[Série Les Millennials] Fini la génération James Dean qui ne pensait qu’à une chose : passer son permis dès 18 ans et avoir une voiture. Les Millennials retardent ce passage à l’âge adulte et imaginent une autre civilisation automobile, autonome, propre et connectée.

Pour les Millennials, la voiture n'est plus un rêve, juste un service
L’industrie automobile va subir dans les cinq prochaines années une transformation plus profonde que durant les quatre-vingt-dix dernières années. (Crédits : DR)

« Je ne sais pas ce que sera le monde de l’automobile dans cinq ans », dit l’un.

« L’industrie automobile va subir dans les cinq prochaines années une transformation plus profonde que durant les quatre-vingt-dix dernières années », déclare un autre…

Ces propos, tenus par des professionnels de l’automobile, trahissent une réelle angoisse de manquer la triple révolution actuellement à l’oeuvre : la connectivité, l’autonomie et les mobilités alternatives.

Si, sur les deux premiers sujets, les constructeurs peuvent encore avoir la main grâce à la maîtrise des procédés industriels, ils s’interrogent sur le troisième thème dont les transformations sont les plus avancées. En effet, en quelques années à peine, de nouvelles formes de mobilités se sont imposées : les VTC avec Uber, le covoiturage avec BlaBlaCar, les locations urbaines AutoLib, ou les locations entre particuliers, comme Drivy ou Ouicar. Très souvent, ce sont les jeunes qui ont été les premiers à s’engouffrer dans ces offres.

« La contrainte économique est très forte pour les jeunes générations.

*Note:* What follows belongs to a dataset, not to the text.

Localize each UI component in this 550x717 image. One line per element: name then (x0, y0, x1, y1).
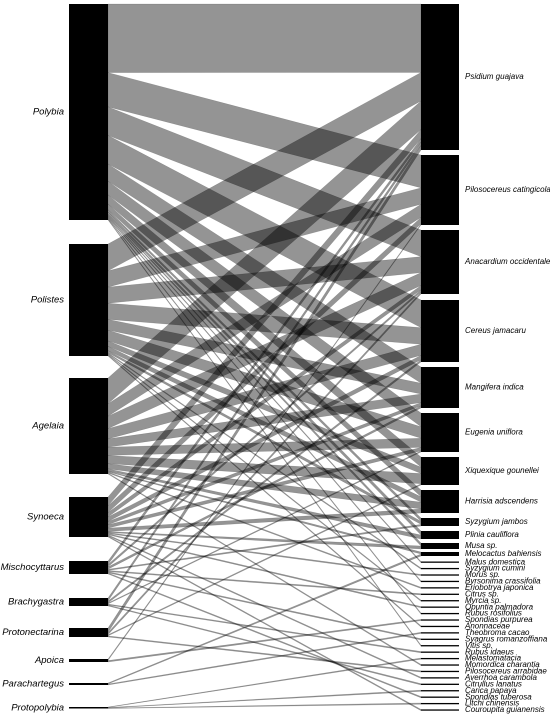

Elle les conduit à réfléchir à des solutions alternatives », explique Guillaume Crunelle, associé responsable industrie Automobile chez Deloitte.

Bertrand Rakoto, analyste automobile, abonde en ce sens : « Ils cherchent des solutions pour que l’achat d’une voiture puisse être, d’une certaine façon, rentabilisé. »

Pour les constructeurs, la menace est de voir une génération entière renoncer à la sacro-sainte propriété automobile, au profit de ces alternatives. Ils craignent pardessus tout que ce comportement, initié par la contrainte financière, s’installe à terme dans les moeurs.

Louer… jusqu’au retour du désir de propriété

Les constructeurs restent toutefois persuadés que les jeunes, surtout lorsqu’ils ne vivent pas à l’intérieur de Paris, veulent toujours posséder leur voiture. Peter Schwarzenbauer, membre du directoire de BMW, a récemment déclaré :

« On a constaté qu’au bout d’un moment, les jeunes en ont un peu marre de l’autopartage, et il y a une rupture autour de 35/38 ans, où ils ont envie de posséder leur propre voiture. »

Les jeunes « veulent toujours posséder leur voiture, mais ils veulent changer de business model », confirme Bertrand Rakoto.

Ainsi, la première réaction des constructeurs a été de multiplier les offres de financement alternatives. Il n’est plus rare d’aller chez son concessionnaire et ressortir avec une voiture financée par un « loyer », comprendre du leasing.

Une véritable martingale pour les constructeurs, puisque cette solution permet de fidéliser les clients qui se voient proposer une nouvelle offre tous les trois ou quatre ans. Et les constructeurs musclent leur proposition en lui associant divers services : assurance, maintenance… Alléchant ! Mais les jeunes ne sont pas toujours éligibles aux règles prudentielles qui régissent ces formes de financement.

Dépasser le vieux modèle productiviste

En outre, les jeunes ont d’autres aspirations.

Comme l’explique Guillaume Crunelle (Deloitte), « les jeunes se posent moins la question de posséder une voiture que de trouver le moyen d’accomplir un trajet ».

Autrement dit, peu importe le moyen : le jeune veut aller d’un point A à un point B, à un coût moindre. Et, de ce point de vue, les constructeurs paraissent désarmés.

Certes, ils ont identifié le problème depuis longtemps et travaillent d’arrache-pied pour trouver des réponses. Ils ont lancé des services dans tous les sens, des applications ; ils rachètent des startups, ils fondent des incubateurs en espérant saisir l’idée de génie, et mettent en place des chasseurs de talents.

« Les constructeurs disent aujourd’hui „nous avons compris”, mais certains hésitent encore à prendre des décisions structurantes susceptibles de remettre en cause une partie de leur modèle industriel », constate Guillaume Crunelle.

Plus que le modèle industriel, c’est la culture productiviste de l’industrie automobile qui pose question. Les industriels tentent d’entrer dans l’univers du digital, mais sans avoir la souplesse organisationnelle ni l’audace novatrice. Il leur faudra des années pour assimiler ce monde nouveau. Peut-être en faisant des gros chèques, comme récemment General Motors, qui a racheté Lyft, le concurrent d’Uber.